Product and service roadmaps are notoriously hot topics in most software or technology businesses. They are there to represent the aspirations and communicable plans a business wants to surface and use to keep their customers and partners engaged. There is no doubt that they are an essential aspect of demonstrating and evaluating your delivery capability but getting them right and keeping them meaningful is a challenge.
Let’s assume that it is a given that IT and software projects are notoriously difficult to plan and deliver within original bounds. Let’s also assume that your roadmaps are communicated to customers and partners as statements of corporate intent and used to seal deals and retain customers. When a project fails or slides, corporate credibility is suddenly at serious risk if your roadmap is ill conceived and based on expectation or desire rather than fact.

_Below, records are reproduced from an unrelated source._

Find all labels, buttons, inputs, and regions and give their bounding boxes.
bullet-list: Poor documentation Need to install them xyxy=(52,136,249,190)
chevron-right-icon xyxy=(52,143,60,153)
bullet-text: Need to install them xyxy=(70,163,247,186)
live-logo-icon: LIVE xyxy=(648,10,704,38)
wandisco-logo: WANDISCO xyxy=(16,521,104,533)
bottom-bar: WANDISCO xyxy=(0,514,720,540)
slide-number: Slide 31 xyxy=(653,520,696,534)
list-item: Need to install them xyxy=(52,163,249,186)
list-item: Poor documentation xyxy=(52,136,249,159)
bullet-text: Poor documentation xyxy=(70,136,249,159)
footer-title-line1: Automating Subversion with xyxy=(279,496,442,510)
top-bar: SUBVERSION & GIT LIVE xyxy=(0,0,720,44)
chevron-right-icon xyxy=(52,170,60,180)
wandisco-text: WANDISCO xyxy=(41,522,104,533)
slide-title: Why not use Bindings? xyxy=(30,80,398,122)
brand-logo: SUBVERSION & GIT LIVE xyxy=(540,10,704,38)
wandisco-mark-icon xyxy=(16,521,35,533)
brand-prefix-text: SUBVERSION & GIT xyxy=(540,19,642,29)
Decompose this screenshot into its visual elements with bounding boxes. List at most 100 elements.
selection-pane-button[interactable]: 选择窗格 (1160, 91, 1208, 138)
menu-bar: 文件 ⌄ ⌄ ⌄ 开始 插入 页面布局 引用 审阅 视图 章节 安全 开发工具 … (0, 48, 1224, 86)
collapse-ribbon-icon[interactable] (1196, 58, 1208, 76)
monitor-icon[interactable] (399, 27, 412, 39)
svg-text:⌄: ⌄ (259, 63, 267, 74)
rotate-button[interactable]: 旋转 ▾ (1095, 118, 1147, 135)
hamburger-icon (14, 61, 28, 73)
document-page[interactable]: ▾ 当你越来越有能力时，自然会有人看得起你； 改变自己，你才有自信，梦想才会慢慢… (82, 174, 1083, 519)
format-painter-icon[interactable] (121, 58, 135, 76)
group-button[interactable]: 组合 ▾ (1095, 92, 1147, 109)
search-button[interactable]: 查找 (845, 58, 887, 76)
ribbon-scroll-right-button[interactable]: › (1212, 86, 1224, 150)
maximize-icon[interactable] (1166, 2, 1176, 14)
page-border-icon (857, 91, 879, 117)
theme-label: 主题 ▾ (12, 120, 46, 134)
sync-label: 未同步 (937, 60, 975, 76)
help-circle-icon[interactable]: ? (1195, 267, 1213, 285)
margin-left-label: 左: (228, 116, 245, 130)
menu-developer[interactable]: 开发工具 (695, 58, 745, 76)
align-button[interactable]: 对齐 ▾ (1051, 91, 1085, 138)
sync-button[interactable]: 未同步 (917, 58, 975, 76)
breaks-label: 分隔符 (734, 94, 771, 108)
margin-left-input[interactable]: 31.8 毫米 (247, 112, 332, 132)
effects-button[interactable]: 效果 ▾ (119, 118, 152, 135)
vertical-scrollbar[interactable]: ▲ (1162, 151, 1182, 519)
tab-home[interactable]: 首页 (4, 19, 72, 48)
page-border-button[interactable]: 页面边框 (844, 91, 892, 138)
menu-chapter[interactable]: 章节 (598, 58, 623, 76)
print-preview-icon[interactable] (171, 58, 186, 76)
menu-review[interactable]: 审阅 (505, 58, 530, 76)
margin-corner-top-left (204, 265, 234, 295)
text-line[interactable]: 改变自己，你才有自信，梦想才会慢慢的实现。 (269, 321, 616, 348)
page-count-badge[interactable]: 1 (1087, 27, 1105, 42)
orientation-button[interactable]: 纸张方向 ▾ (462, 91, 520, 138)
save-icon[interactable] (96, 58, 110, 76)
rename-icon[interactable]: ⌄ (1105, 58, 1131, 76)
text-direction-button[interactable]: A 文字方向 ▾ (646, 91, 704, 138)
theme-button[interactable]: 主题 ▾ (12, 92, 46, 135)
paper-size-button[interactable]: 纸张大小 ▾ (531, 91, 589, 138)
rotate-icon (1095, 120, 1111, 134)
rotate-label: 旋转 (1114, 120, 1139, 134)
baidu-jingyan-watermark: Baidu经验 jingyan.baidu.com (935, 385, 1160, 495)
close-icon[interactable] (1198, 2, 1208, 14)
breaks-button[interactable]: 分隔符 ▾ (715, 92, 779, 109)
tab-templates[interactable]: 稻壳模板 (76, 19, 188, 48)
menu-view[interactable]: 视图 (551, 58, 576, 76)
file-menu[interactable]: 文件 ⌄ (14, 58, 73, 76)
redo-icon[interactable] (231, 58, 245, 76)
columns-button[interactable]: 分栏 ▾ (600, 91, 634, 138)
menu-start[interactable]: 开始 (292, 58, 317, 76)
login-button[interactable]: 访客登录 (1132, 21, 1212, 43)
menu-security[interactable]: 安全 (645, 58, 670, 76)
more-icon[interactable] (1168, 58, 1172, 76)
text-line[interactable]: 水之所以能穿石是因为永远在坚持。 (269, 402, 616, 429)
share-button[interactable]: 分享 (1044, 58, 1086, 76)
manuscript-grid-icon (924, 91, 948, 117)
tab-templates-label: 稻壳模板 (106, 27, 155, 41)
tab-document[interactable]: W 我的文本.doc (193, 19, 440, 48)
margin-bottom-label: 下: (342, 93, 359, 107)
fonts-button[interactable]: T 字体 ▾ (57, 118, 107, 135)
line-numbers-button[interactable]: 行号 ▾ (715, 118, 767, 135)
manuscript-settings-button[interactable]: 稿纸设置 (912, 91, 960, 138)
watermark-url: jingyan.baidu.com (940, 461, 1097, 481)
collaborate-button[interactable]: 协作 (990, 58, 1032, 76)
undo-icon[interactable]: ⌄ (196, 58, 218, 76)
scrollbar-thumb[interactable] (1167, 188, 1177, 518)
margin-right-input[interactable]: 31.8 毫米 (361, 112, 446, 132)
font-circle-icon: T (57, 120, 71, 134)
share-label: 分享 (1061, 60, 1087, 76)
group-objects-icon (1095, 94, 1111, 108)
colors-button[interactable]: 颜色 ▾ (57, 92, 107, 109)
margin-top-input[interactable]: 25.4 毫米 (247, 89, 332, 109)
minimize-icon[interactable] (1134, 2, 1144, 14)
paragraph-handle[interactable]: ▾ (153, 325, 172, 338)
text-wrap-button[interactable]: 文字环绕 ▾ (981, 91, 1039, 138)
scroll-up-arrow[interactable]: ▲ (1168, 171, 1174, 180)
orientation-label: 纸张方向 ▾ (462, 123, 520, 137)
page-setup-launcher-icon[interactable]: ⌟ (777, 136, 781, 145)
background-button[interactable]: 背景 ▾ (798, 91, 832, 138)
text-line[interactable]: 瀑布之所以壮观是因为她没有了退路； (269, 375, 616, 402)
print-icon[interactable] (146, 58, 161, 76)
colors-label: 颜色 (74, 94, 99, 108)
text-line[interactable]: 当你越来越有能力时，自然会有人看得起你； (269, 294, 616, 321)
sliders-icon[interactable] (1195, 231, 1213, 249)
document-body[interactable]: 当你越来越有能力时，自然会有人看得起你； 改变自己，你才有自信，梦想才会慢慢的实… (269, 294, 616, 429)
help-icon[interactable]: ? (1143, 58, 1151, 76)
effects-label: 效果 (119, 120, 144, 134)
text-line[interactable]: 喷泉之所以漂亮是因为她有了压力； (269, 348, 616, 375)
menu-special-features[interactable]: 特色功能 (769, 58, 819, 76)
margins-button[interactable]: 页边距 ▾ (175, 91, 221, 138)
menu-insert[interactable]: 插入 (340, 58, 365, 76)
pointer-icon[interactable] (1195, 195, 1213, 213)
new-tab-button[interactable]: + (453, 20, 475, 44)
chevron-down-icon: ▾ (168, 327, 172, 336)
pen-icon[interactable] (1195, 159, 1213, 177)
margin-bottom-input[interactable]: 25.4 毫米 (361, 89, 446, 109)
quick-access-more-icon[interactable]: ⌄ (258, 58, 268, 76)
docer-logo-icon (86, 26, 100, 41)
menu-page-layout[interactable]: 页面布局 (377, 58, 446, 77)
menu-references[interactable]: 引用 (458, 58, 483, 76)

This diagram illustrates a series of projects on a background that shows an increasing level of knowledge as the planning and delivery lifecycle is executed. Projects in Zone A may be in high demand but they are too young to be firmly positioned in terms of delivery as the requisite level of understanding about them just hasn’t been arrived at. Zone A is the place for strategising and scenrio planning using rudimentary sizing and forecasting tools to provide a level of context and business foresight of what the size and shape of these projects might be. The urge to communicate delivery dates for these projects should be firmly resisted. If their priority is high enough then invest in learning more before committing to delivering them and then failing to do so.
The projects in Zone B are the most dangerous ones, it is so tempting to take the detail that has come out of the planning and investigations that have been going on and hand out that information as committed dates. Obviously, there will be times when you’ll get it right or score a delivery within an acceptable tolerance. But equally, you will probably have missed something and the net result will be the same as going with a date from Zone A dissapointed and frustrated customers and missed targets.
As projects cross from Zone B into Zone C the level of confidence, consensus and clarity about the project should be at a level where forthright project management techniques will ensure an acceptable delivery. These are the projects that you should be telling your customers you will be delivering. They are the confirmed initiatives, supporting the business strategy, that have been planned to the right level and are resourced correctly.
Your roadmap/s should reflect your lifecycle. If you only want to publish dates you can meet, then use projects only when they get into Zone C. If you want to take risks then publish dates from the borderland in Zone B, but monitor carefully and expect delays.
Don’t publish dates anywhere to the left of the midpoint of this diagram. Talk about them, validate them, socialise them with your customers and sales forums to get your priorities right but let the lifecycle run before you committ. If the pressure on a certain project increases, reprioritse to service that project.
My preference is to seperate projects onto staged roadmaps so there are no illusions about the quality of the information each roadmap is offering and therefore the level of surety in the dates that are being stated.